3. Pursuant to Order 2, the sitting Panel suspends the operation of paragraphs (a), (b), (c), (e), (f) and (j) of Order 1 until the fourth business day after the date on which the sitting Panel announces the making of this Order. The purpose of this suspension is to enable any review Panel to consider what interim orders it may wish to make to preserve matters during the consideration of that review.

Brett Heading
President of the Sitting Panel
Dated 30 July 2004

1 All statutory references are to the Act, unless otherwise indicated.

2 The Panel published new Rules for Proceedings under section 195 of the Australian Securities and Investments Commission Act 2001 (Cth) on 18 June 2004.

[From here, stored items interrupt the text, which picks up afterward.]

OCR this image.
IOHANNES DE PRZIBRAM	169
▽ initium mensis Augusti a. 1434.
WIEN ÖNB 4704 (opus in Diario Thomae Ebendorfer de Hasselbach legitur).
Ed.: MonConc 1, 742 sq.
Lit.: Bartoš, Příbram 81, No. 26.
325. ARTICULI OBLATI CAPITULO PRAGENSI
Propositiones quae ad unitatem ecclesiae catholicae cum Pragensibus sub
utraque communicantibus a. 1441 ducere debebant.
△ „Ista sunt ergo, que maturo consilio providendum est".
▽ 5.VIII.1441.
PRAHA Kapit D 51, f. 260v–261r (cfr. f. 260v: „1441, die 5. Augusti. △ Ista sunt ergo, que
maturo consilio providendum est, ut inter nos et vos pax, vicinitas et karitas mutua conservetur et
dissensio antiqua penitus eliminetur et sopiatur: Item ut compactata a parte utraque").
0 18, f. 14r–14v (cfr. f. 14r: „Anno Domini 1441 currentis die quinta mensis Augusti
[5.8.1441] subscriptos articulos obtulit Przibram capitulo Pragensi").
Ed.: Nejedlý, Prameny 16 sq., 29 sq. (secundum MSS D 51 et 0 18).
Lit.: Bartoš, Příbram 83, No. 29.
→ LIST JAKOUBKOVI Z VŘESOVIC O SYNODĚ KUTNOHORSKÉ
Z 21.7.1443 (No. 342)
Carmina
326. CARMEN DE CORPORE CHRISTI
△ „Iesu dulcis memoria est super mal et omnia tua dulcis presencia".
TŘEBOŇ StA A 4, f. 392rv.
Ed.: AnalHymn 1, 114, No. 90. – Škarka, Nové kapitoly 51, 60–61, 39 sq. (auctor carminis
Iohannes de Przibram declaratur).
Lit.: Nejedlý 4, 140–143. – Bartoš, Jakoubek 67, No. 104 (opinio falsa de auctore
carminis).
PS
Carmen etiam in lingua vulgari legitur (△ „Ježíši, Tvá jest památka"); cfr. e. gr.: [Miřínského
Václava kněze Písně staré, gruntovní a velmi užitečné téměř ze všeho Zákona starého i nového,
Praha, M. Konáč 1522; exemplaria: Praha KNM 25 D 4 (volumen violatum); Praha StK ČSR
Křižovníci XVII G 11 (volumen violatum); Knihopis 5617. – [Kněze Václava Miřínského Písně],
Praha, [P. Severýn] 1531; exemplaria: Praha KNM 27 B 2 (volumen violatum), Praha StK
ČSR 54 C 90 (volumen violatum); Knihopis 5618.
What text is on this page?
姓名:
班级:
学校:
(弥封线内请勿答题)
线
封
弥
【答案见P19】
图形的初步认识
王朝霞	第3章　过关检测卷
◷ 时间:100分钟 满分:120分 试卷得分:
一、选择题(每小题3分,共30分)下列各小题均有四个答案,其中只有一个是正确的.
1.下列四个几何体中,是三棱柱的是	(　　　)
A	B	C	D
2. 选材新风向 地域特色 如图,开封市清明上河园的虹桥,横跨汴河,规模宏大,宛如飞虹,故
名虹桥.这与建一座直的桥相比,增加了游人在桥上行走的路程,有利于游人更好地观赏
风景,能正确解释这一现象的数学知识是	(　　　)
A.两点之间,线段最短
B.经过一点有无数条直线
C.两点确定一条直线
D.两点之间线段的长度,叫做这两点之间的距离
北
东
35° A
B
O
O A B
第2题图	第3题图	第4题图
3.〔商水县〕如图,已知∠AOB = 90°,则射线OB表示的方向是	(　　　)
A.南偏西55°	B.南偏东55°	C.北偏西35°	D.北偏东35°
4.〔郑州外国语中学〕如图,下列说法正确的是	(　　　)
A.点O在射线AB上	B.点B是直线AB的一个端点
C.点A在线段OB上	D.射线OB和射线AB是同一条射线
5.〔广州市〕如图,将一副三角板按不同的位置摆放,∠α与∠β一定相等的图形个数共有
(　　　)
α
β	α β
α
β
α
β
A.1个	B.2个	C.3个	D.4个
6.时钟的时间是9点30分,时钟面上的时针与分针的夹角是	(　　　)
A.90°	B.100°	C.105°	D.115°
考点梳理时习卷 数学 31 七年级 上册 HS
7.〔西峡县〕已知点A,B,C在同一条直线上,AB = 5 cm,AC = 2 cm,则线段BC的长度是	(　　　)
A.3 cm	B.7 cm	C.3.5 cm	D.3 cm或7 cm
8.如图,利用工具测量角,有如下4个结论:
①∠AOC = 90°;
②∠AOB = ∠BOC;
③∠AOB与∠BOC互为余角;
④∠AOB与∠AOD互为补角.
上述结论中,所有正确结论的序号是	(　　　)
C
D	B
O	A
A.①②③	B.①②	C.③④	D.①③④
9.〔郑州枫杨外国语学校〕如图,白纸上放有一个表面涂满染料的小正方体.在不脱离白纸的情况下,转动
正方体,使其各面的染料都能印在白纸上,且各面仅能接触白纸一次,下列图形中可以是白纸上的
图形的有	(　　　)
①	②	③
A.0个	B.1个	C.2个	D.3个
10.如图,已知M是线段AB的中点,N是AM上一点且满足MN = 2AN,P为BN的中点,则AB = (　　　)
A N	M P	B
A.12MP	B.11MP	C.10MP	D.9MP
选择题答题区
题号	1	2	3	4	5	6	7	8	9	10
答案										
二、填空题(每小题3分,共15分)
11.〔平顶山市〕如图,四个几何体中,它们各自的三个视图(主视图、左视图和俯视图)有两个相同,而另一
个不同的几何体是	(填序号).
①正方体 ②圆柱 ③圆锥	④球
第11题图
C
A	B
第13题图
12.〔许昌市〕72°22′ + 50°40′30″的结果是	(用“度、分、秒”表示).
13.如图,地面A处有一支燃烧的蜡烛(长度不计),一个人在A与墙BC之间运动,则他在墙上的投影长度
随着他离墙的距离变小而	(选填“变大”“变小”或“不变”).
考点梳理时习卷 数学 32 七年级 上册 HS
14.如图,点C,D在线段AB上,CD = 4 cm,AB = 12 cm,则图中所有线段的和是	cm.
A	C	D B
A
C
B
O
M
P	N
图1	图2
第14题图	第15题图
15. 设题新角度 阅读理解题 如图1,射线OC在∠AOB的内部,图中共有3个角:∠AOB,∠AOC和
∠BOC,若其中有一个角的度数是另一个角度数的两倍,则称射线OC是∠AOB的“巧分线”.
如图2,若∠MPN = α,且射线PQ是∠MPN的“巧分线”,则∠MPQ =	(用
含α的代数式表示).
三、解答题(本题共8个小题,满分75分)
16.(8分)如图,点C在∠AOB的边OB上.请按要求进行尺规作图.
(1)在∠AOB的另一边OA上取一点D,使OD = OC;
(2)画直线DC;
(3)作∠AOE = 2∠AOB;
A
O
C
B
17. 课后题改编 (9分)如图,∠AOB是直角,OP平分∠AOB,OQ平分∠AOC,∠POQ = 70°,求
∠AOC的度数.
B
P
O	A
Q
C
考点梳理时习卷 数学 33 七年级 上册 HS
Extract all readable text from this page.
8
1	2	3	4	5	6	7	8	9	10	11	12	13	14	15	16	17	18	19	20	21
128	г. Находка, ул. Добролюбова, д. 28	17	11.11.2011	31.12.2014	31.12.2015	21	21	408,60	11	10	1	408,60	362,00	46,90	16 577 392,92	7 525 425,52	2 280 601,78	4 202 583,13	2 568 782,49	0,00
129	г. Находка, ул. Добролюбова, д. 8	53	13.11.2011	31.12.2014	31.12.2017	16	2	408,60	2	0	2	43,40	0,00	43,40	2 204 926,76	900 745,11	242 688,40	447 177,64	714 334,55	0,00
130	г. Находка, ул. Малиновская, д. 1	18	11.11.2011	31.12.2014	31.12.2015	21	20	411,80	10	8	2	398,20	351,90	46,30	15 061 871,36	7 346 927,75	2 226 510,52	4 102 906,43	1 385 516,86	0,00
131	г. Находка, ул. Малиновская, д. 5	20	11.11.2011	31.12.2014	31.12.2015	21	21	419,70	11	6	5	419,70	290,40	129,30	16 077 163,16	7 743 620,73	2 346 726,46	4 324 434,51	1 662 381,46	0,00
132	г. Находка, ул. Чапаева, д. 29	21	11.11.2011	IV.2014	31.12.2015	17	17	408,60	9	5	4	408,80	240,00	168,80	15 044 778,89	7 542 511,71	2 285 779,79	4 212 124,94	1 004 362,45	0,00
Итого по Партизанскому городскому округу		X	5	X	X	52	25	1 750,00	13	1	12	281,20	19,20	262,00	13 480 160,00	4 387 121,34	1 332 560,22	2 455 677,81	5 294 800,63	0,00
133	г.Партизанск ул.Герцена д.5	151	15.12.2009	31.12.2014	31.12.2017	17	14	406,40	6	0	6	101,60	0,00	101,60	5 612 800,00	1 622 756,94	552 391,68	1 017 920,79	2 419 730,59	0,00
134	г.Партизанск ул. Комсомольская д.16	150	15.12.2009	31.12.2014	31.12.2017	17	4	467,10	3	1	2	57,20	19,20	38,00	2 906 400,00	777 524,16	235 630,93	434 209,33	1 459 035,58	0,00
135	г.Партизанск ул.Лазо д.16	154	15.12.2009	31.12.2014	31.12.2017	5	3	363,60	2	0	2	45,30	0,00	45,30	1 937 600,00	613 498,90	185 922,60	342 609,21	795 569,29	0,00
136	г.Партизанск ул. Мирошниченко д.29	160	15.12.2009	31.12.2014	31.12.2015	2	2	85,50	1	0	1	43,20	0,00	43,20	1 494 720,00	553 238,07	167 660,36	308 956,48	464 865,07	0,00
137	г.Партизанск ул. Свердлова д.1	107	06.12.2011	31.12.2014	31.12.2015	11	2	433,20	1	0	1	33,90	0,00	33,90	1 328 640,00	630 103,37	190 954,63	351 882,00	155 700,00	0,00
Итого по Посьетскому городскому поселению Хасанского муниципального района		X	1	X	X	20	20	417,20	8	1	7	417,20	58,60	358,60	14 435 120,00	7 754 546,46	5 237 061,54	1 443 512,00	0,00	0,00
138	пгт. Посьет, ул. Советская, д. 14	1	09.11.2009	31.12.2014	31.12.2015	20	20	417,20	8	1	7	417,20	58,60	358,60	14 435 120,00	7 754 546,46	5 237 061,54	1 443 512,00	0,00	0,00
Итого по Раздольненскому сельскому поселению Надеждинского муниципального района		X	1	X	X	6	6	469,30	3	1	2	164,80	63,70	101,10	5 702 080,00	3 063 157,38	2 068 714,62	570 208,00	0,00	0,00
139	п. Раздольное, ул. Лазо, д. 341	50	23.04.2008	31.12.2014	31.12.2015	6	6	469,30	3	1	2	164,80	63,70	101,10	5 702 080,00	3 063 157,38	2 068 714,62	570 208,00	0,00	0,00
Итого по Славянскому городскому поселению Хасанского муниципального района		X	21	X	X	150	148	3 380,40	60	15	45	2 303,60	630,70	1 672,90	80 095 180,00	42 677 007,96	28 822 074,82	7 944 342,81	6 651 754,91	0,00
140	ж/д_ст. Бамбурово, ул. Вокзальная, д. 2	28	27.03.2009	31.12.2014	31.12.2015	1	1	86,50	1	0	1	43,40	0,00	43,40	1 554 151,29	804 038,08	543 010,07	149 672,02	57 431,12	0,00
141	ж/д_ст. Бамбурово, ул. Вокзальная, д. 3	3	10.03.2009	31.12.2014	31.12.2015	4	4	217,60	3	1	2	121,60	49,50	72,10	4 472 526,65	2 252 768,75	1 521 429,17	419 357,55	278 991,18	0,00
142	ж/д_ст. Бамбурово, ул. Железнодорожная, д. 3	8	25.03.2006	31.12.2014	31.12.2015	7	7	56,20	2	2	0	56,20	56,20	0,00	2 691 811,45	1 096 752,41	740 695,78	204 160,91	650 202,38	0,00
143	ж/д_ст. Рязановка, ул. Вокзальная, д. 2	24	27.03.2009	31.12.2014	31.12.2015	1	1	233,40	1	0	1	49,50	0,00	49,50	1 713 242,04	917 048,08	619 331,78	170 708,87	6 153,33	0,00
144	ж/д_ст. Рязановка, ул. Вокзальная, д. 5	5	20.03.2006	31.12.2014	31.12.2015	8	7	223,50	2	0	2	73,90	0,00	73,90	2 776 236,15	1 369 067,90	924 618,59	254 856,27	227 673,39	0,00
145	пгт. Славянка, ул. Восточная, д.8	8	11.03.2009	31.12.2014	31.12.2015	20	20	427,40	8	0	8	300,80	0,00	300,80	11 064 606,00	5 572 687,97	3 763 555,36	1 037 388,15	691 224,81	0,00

3 Skywest Ltd [2004] ATP 10 (Skywest 01) and Skywest Ltd 02 [2004] ATP 11.

4 The actual consideration paid by CVC for the 5,033,000 Skywest shares under the option agreement was $0.135 (for 2,750,000 shares) and $0.14 (for the remaining 2,283,000 shares).

5 While the Bidder’s Statement identified that CVC purchased these shares on 2 December 2003, CVC advised us that the agreement for the purchase of these shares was entered into on 19 November 2003.

6 This was considered and discussed by the Panel in Skywest 01.

7 That is, before Mr Henderson was given this material - see [23].

8 A mandate to arrange aircraft leases was given in August 2003 and appears to have been still current in April 2004. Correspondence relating to that mandate indicated that CVC was to arrange finance for the exercise of options to purchase the leased aircraft.

9 Pinnacle VRB Limited (No. 8) [2001] ATP 17, 39 ACSR 55, 19 ACLC 1252 at [52] and [55].

10 Subsection 657A(1).

11 Section 659B.

12 [2000] ATP 7, 36 ACSR 181, 18 ACLC 777 at [38]-[40].

13 We note that the information memorandum referred to in [53(b)] indicates that the relevant securities were acquired by Advent, although in Skywest 01 CVC said that the securities had been always owned beneficially by CVC. In a letter sent to the Panel on 28 July 2004, Advent asserted that its role in relation to CVC in connection with this investment was as financier. Without accepting this submission, which is inconsistent with the statements in the draft information memorandum, we do not consider that these distinctions are presently of any importance.

14 In a letter which Advent sent to the Panel on 28 July 2004, it stated that the information memorandum was not issued and was given to Advent’s auditors. In relation to this, we observe that the existence of the information memorandum and the kind of inference that could be drawn from it was clear from the Application, that Advent prepared a document that said these things and that Mr Lovelady was at least consulted about its preparation.

15 In this regard, the position is similar to the issue concerning obtaining consents under section 638(5) considered in Mildura Co-operative Fruit Company Ltd [2004] ATP 5 at [44]-[48] and to that considered in relation to an information condition in Goodman Fielder Ltd [2003] ATP 1, 44 ACSR 254 at [69].

16 This matter was considered in two decisions of the New South Wales Supreme Court and one decision of the Queensland Court of Appeal which were discussed by the parties in submissions to us: Austen & Butta Ltd v Shell Australia Ltd (1992) 10 ACSR 563, 10 ACLC 735; Cultus Petroleum NL v OMV Australia Pty Ltd (1999) 32 ACSR 1, 17 ACLC 935 and Queensland Coal Pty Ltd v Arco Resources Ltd (1997) BC9805420.

17 See the discussion in Guidance Note 16: ”Correction of Takeover Documents”, especially at [16.11]-[16.13].

18 (1988) 13 ACLR 129 at 162

19 [2003] ATP 24, 45 ACSR 524 at [50].

20 All statutory references are to the Act, unless otherwise indicated.